Tuesday, December 6, 2011

Top 10 Tuesday for Dec. 6: Childhood favorites


 Top 10 Childhood Faves, for the Top 10 Tuesday blog meme:

1. "Stuart Little" -- The ending has always haunted me; Stuart goes off on his quest for the unreachable ideal, just as the Baudelaire orphans go off into the Great Unknown in A Series of Unfortunate Events. I love the New York atmosphere as well.

2. Tom Swift: Nearly forgotten, these stories introduced me to science fiction of a very basic level. They didn't age well when compared to the Hardy Boys, mainly because the technology was old even by the time I was reading them. But what adventures!

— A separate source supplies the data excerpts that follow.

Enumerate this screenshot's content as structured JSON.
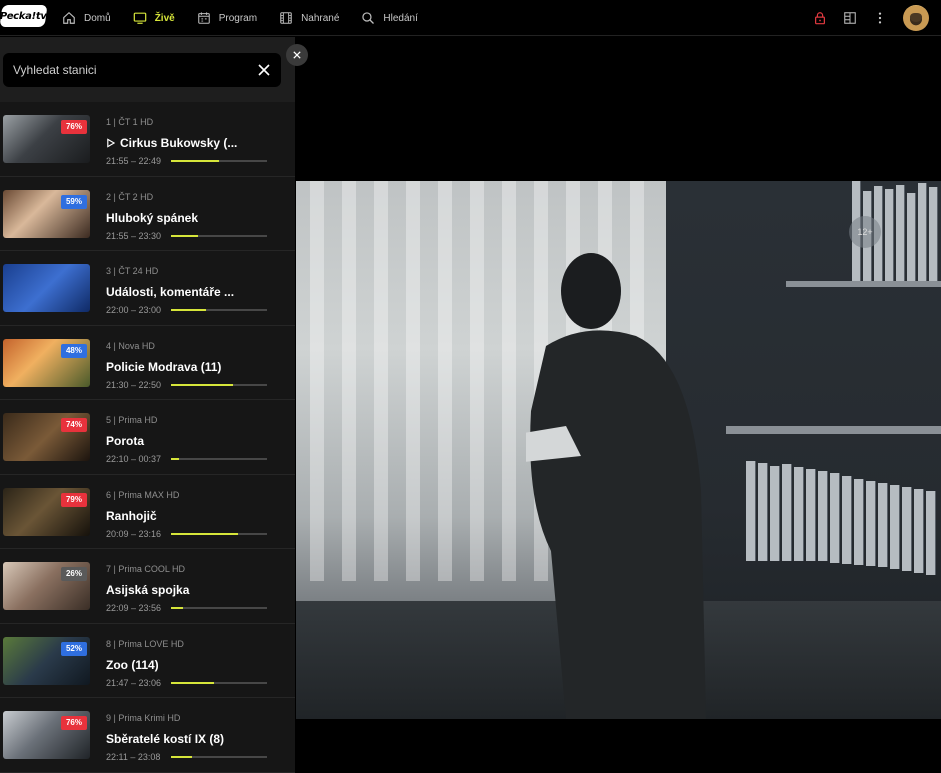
{
  "header": {
    "logo_text": "Pecka!tv",
    "nav": [
      {
        "label": "Domů",
        "icon": "home-icon",
        "active": false
      },
      {
        "label": "Živě",
        "icon": "tv-icon",
        "active": true
      },
      {
        "label": "Program",
        "icon": "calendar-icon",
        "active": false
      },
      {
        "label": "Nahrané",
        "icon": "film-icon",
        "active": false
      },
      {
        "label": "Hledání",
        "icon": "search-icon",
        "active": false
      }
    ],
    "right_icons": [
      "lock-icon",
      "layout-icon",
      "more-vertical-icon",
      "avatar"
    ]
  },
  "colors": {
    "accent": "#d6e53a",
    "badge_red": "#e8323c",
    "badge_blue": "#2f6fe0",
    "badge_gray": "#5a5a5a",
    "lock_red": "#e0393f"
  },
  "sidebar": {
    "search_placeholder": "Vyhledat stanici",
    "channels": [
      {
        "num": "1 | ČT 1 HD",
        "title": "Cirkus Bukowsky (...",
        "time": "21:55 – 22:49",
        "progress": 0.5,
        "badge": "76%",
        "badge_color": "red",
        "playing": true
      },
      {
        "num": "2 | ČT 2 HD",
        "title": "Hluboký spánek",
        "time": "21:55 – 23:30",
        "progress": 0.28,
        "badge": "59%",
        "badge_color": "blue",
        "playing": false
      },
      {
        "num": "3 | ČT 24 HD",
        "title": "Události, komentáře ...",
        "time": "22:00 – 23:00",
        "progress": 0.36,
        "badge": "",
        "badge_color": "",
        "playing": false
      },
      {
        "num": "4 | Nova HD",
        "title": "Policie Modrava (11)",
        "time": "21:30 – 22:50",
        "progress": 0.65,
        "badge": "48%",
        "badge_color": "blue",
        "playing": false
      },
      {
        "num": "5 | Prima HD",
        "title": "Porota",
        "time": "22:10 – 00:37",
        "progress": 0.08,
        "badge": "74%",
        "badge_color": "red",
        "playing": false
      },
      {
        "num": "6 | Prima MAX HD",
        "title": "Ranhojič",
        "time": "20:09 – 23:16",
        "progress": 0.7,
        "badge": "79%",
        "badge_color": "red",
        "playing": false
      },
      {
        "num": "7 | Prima COOL HD",
        "title": "Asijská spojka",
        "time": "22:09 – 23:56",
        "progress": 0.12,
        "badge": "26%",
        "badge_color": "gray",
        "playing": false
      },
      {
        "num": "8 | Prima LOVE HD",
        "title": "Zoo (114)",
        "time": "21:47 – 23:06",
        "progress": 0.45,
        "badge": "52%",
        "badge_color": "blue",
        "playing": false
      },
      {
        "num": "9 | Prima Krimi HD",
        "title": "Sběratelé kostí IX (8)",
        "time": "22:11 – 23:08",
        "progress": 0.22,
        "badge": "76%",
        "badge_color": "red",
        "playing": false
      }
    ]
  },
  "player": {
    "overlay_badge": "12+"
  }
}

3. Noddy books -- This British series about a toy who lives in Toyland and gets into trouble with the crooked denizens thereof enchanted me in third grade. I read quite a few; they were available as paperbacks through Scholastic or another program. But they seem no longer published in the United States even after cartoons featuring Noddy showed up on PBS.

4. "A Wrinkle in Time": I read this one in seventh grade, and I closely identified with the misfit Meg as she traveled the universe with the trio of witches.

5. "Tomorrow's Children": This collection of 18 short stories edited by Isaac Asimov was a Scholastic offering in the 1970s. I loved these stories, particularly the one about the People, a settlement of extraterrestrials who try to conceal their powers.

6. "The Sneetches and Other Stories": Dr. Seuss, in a darker mood, tells stories about envious beach creatures putting stars upon thars and mysterious pants with nobody inside them. I read and re-read this book many times.

7. Encyclopedia Brown: These solve-it-yourself mini-mysteries were nearly impossible to check out of the school library because of the demand. Lots of kids enjoyed them, particularly the DIY aspect.

8. Danny Dunn series: Yet more SF juvenile fiction; these, too, were in hot demand at the school library. I remember little of them except for the name of the protagonist, but I remember enjoying them a lot.

9. Robert Benchley essays: The amazing thing is that I got many of the jokes in these essays, written in the 1920s and '30s. Lots of laughs, even for a fifth-grader.

10. Henry and the Paper Route by Beverly Cleary: Henry Huggins was a guy you could admire -- he was older than I was, and he seemed to live in a much more open environment (West Coast as opposed to Long Island), but the story was so clear and empathetic, you couldn't help liking him.